Does this mean that even though ultraviolet light is having greater frequency it has less energy?
Also since violet color has most energy ultraviolet light has less energy than violet even though ultraviolet is more hotter than normal heat?
The idea is related to thermal equilibrium of a black body. The classical theory predicts that this type of bodyy will emit light on all frequencies, with energy density increasing with frequency $B_\nu \sim\nu^2$.
And you can actually see this is not case (hence the catastrophe part), a furnace is a good example of a black body, the classical model will conclude that there'll be light with an arbitrarily high energy density coming out of the furnace, which is not observed in reality
From what I understand, ultraviolet catstrophe means that at that time scientists believed that for energy to be higher the frequency should be higher. But frequency is higher in case of ultraviolet light but ultraviolet light has less heat.
This is a wrong understanding. More energy means also utimately more heat, once the electromagnetic frequencies are absorbed.
This the catatastropy:
As the other answer explains, in classical electromagnetic theory the radiation (radiated power density) from a heated body could not be fitted. It resulted with a climbing frequency spectrum,( ~1/wavelength) whereas the quantized formula fitted the data with the Planck radiation formula. It was called a catastrophy because classically it went to a singularity, very large frequencies.
Does this mean that even though ultraviolet light is having greater frequency it has less energy?
No , the energy of a photon is h*nu, as discovered by Planck.

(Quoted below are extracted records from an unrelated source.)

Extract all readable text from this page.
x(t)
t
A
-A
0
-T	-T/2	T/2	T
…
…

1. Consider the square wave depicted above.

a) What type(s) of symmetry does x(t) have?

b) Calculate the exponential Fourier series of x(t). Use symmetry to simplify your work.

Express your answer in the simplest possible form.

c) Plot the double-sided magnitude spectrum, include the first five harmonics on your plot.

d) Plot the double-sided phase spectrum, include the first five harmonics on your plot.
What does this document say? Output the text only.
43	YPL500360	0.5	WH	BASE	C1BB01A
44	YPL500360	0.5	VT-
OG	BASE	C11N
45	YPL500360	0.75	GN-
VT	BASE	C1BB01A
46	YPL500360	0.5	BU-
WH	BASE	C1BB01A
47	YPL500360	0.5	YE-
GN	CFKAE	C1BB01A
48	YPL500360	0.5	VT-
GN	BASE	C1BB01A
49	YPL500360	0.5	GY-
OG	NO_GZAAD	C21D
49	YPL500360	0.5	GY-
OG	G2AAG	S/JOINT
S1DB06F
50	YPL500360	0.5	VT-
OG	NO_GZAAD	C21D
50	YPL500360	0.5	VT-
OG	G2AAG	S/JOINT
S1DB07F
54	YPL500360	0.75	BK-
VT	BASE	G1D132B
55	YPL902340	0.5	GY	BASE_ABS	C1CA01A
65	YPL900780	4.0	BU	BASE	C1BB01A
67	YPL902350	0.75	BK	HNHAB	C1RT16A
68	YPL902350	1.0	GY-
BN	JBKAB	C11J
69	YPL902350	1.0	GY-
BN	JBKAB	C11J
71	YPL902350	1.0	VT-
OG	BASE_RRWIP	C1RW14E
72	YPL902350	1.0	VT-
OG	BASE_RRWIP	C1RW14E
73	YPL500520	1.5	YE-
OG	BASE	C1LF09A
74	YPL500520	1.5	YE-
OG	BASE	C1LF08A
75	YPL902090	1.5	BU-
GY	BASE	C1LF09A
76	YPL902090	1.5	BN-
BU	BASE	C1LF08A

Also since violet color has most energy ultraviolet light has less energy than violet even though ultraviolet is more hotter than normal heat?
No .
Ultra violet, as the name says , is beyond violet in frequency, thus with higher energy.
I think I have the answer.
An ideal black body at thermal equilibrium emits radiation in all frequency ranges. It emits more energy as the frequency increases. The higher the frequency the higher the energy. Since ultraviolet light has higher frequency it has more energy. By calculating the total amount of radiated energy, it can be shown that a blackbody would release an infinite amount of energy. The maximum wavelength emitted by a black body radiator is infinite.
Lets take an example of furnace here heat is provided to the furnace which is a blackbody, which means it absorbs all the radiation and reflects none. Now when we calculate the heat emitted we can say that the amount of heat emitted in the furnace is infinite. So since energy is infinite it violates the law of conservation of energy since input heat was not infinite but output emission was infinite. This is ultraviolet catastrophe.
I am politely asking whether my reasoning is correct?
Another way of explaining is this: The predictions suggested that an ideal black body at thermal equilibrium would emit energy proportional to the frequency squared. Now since an object if it is more hotter, it has more energy. since ultraviolet light has higher frequency it should be hotter(more energy) and an object burning with high heat should emit light at the ultraviolet end of the spectrum. This does not happen so this is ultraviolet catastrophe. Am I right?